University of Minnesota Morris
Fall 2022 Courses
- GWSS 1101 Introduction to Gender, Women, & Sexuality
- HIST 3181 The Study of History [methods]
- IS2001H Traditions in Human Thought [Honors] (Athena Kildegaard)
Additional Courses
- GWSS 2404 Feminist, Queer, and Intersectional Theories
- HIST 1111 Introduction to World History
- HIST 2132 History of Fairy Tales & Folklore in Europe
- HIST 2151 Modern Europe
- HIST 2708W Gender, Women, and Sexuality in Modern Europe
- HIST 3204 Nazi Germany
- HIST 3209 Modern Germany
- HIST 3212 French Revolution
- HIST 3214 History of Childhood
My curiosity about learning, reading, and writing as historical phenomena animates my pedagogy. The educational world of my research—the 18th- & 19th-century Europe of Rousseau, Campe, and Froebel—differs in many ways from that of the 21st-century United States, with near universal secondary education, new technologies, and new challenges. But my approach to teaching and learning shares with those thinkers a respect for the potential meaning of education, not only in the growth of the individual, but in the life of society.
Whether in large survey classes or independent research settings, my courses are designed around source-driven history. I aim to give students tools to track evidence, to read for perspective, to weigh arguments, and to make sense of contradictory information through their own writing.
Examples of my students’ work may be found here.
Past Teaching Experience
Instructor
A History of Fairy Tales (Spring 2011)
- Osher Lifelong Learning Institute, College of Continuing Education, University of Minnesota
Europe and the World: Expansion, Encounter, and Exchange from 1500 to the Present (Summer 2010)
Writing Instructor
University of Minnesota Center for Writing (2014-2015)
- Graduate Writing Consultant providing Student Writing Support across the disciplines.
Williams College Writing Workshop (2005-2007)

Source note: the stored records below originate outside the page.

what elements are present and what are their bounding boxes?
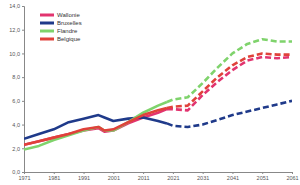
tick-mark: [262, 172, 263, 174]
tick: 2011: [138, 172, 150, 181]
legend-swatch: [40, 38, 54, 41]
tick: 1981: [48, 172, 60, 181]
tick-mark: [292, 172, 293, 174]
tick-label: 2001: [108, 175, 120, 181]
legend-swatch: [40, 30, 54, 33]
legend-label: Flandre: [57, 28, 78, 34]
tick-label: 1971: [18, 175, 30, 181]
series-line: [167, 39, 292, 102]
axis-line: [22, 7, 25, 173]
tick-mark: [22, 101, 24, 102]
tick: 8,0: [12, 74, 24, 80]
chart: 0,02,04,06,08,010,012,014,01971198119912…: [0, 0, 300, 185]
tick-mark: [22, 172, 24, 173]
legend-label: Wallonie: [57, 12, 80, 18]
tick: 2061: [286, 172, 298, 181]
axis-line: [25, 173, 293, 175]
lines: [24, 39, 292, 149]
tick: 1991: [78, 172, 90, 181]
x-axis: 1971 1981 1991 2001 2011 2021 2031 2041 2051 2061: [18, 172, 298, 181]
legend: Wallonie Bruxelles Flandre Belgique: [40, 12, 82, 42]
tick-label: 2031: [197, 175, 209, 181]
tick: 2021: [167, 172, 179, 181]
tick: 2041: [227, 172, 239, 181]
series-line: [167, 53, 292, 108]
tick-label: 1991: [78, 175, 90, 181]
legend-swatch: [40, 14, 54, 17]
tick-mark: [22, 125, 24, 126]
tick: 2031: [197, 172, 209, 181]
tick-mark: [54, 172, 55, 174]
legend-item: Flandre: [40, 28, 78, 34]
tick: 10,0: [9, 51, 24, 57]
tick: 2001: [108, 172, 120, 181]
tick-label: 2021: [167, 175, 179, 181]
tick-label: 10,0: [9, 51, 20, 57]
series-line: [167, 57, 292, 110]
tick-mark: [173, 172, 174, 174]
tick: 14,0: [9, 3, 24, 9]
tick-label: 4,0: [12, 122, 20, 128]
tick: 6,0: [12, 98, 24, 104]
legend-item: Bruxelles: [40, 20, 82, 26]
tick-mark: [22, 77, 24, 78]
tick: 2,0: [12, 146, 24, 152]
y-axis: 0,02,04,06,08,010,012,014,0: [9, 3, 24, 175]
tick-mark: [22, 30, 24, 31]
tick: 4,0: [12, 122, 24, 128]
plot: 0,02,04,06,08,010,012,014,01971198119912…: [9, 3, 298, 181]
legend-swatch: [40, 22, 54, 25]
legend-label: Bruxelles: [57, 20, 82, 26]
tick-mark: [203, 172, 204, 174]
tick-mark: [113, 172, 114, 174]
legend-label: Belgique: [57, 36, 81, 42]
series-line: [24, 108, 167, 145]
tick: 1971: [18, 172, 30, 181]
tick-label: 1981: [48, 175, 60, 181]
tick-label: 2,0: [12, 146, 20, 152]
tick-mark: [22, 53, 24, 54]
tick-mark: [84, 172, 85, 174]
legend-item: Belgique: [40, 36, 81, 42]
tick-label: 8,0: [12, 74, 20, 80]
tick-label: 12,0: [9, 27, 20, 33]
series-line: [24, 102, 167, 149]
tick: 2051: [257, 172, 269, 181]
tick-label: 6,0: [12, 98, 20, 104]
tick-mark: [22, 148, 24, 149]
tick-mark: [232, 172, 233, 174]
tick-label: 2011: [138, 175, 150, 181]
tick-mark: [143, 172, 144, 174]
tick-mark: [22, 6, 24, 7]
tick-label: 2061: [286, 175, 298, 181]
tick-label: 2051: [257, 175, 269, 181]
tick-mark: [24, 172, 25, 174]
tick: 12,0: [9, 27, 24, 33]
legend-item: Wallonie: [40, 12, 80, 18]
tick-label: 2041: [227, 175, 239, 181]
tick-label: 14,0: [9, 3, 20, 9]
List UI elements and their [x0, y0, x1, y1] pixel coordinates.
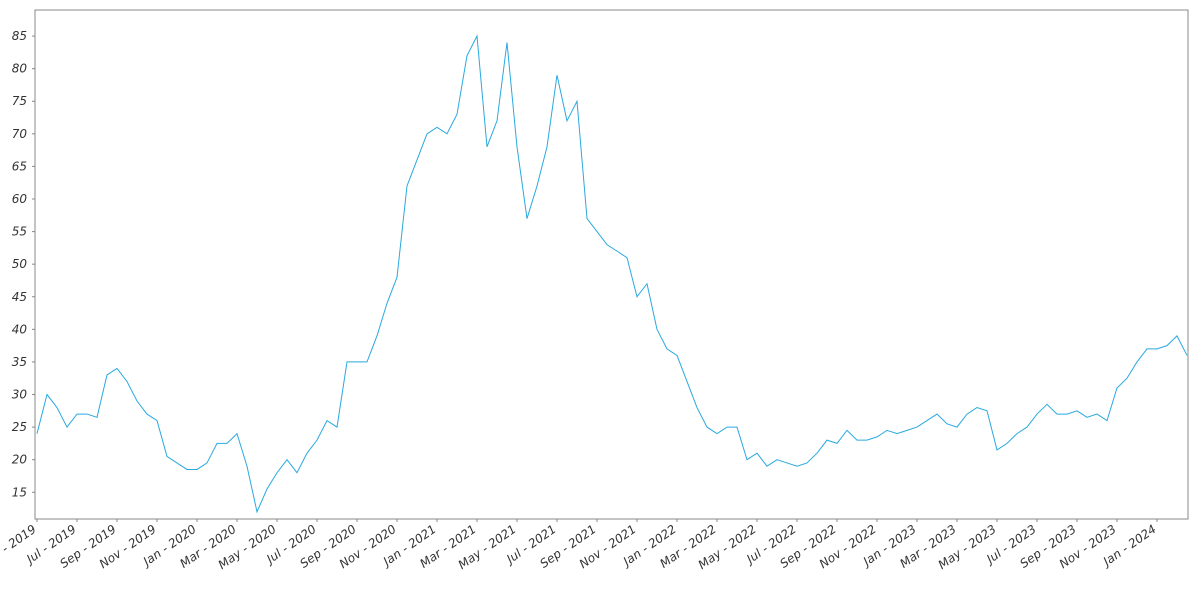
y-tick-label: 65	[12, 159, 27, 173]
y-tick-label: 15	[12, 485, 27, 499]
y-tick-label: 75	[12, 94, 27, 108]
y-tick-label: 45	[12, 290, 27, 304]
y-tick-label: 70	[12, 127, 28, 141]
y-tick-label: 60	[12, 192, 28, 206]
y-tick-label: 30	[12, 388, 28, 402]
y-tick-label: 40	[12, 322, 28, 336]
y-tick-label: 55	[12, 225, 27, 239]
price-line	[36, 34, 1188, 514]
y-tick-label: 85	[12, 29, 27, 43]
y-tick-label: 50	[12, 257, 28, 271]
y-tick-label: 25	[12, 420, 27, 434]
y-tick-label: 20	[12, 453, 28, 467]
y-tick-label: 35	[12, 355, 27, 369]
y-tick-label: 80	[12, 62, 28, 76]
plot-frame	[34, 9, 1189, 520]
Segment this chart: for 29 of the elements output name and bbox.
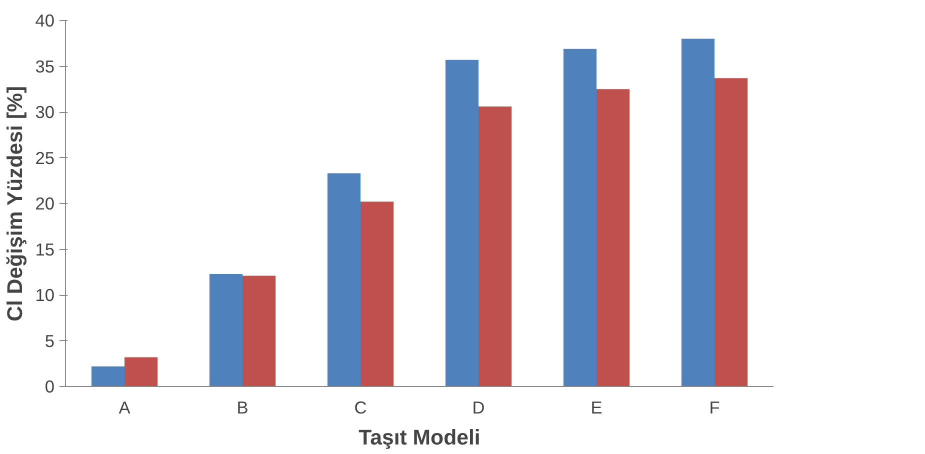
x-tick-label: E	[590, 398, 602, 418]
y-tick-label: 0	[44, 376, 55, 396]
bar	[681, 38, 714, 386]
y-tick-label: 35	[35, 56, 55, 76]
bar	[91, 366, 124, 386]
y-tick-label: 40	[35, 10, 55, 30]
bar	[478, 106, 512, 386]
bar	[327, 173, 360, 386]
x-tick-label: D	[472, 398, 485, 418]
y-tick-label: 10	[35, 285, 55, 305]
y-tick-label: 15	[35, 239, 55, 260]
y-tick-label: 25	[35, 148, 55, 168]
bar	[563, 48, 596, 386]
x-tick-label: F	[709, 398, 720, 418]
x-axis-title: Taşıt Modeli	[358, 426, 480, 450]
y-axis-title: Cl Değişim Yüzdesi [%]	[3, 86, 28, 322]
x-tick-label: C	[354, 398, 367, 418]
bar	[209, 274, 242, 386]
x-tick-label: B	[236, 398, 248, 418]
y-tick-label: 5	[44, 330, 55, 351]
x-tick-label: A	[118, 398, 131, 418]
bar	[360, 202, 394, 386]
bar	[445, 60, 478, 386]
bar	[242, 276, 276, 386]
bar	[596, 89, 630, 386]
bar	[124, 357, 158, 386]
bar	[714, 78, 748, 386]
y-tick-label: 20	[35, 194, 55, 214]
y-tick-label: 30	[35, 102, 55, 122]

- Undergraduate Writing Fellow (peer tutor for writing support across the college)
Teaching Assistant
The Family from 10,000 BCE to the Present (Fall 2009)
- Subsequent to this course, the two professors (Mary Jo Maynes and Ann Waltner), two TAs, and one undergraduate student presented a panel at the World History Association conference in Beijing (July 2011) on “Teaching World History as Family History; China as a Case in Point.” We also co-authored an article which has been published by The Middle Ground Journal (Fall 2013).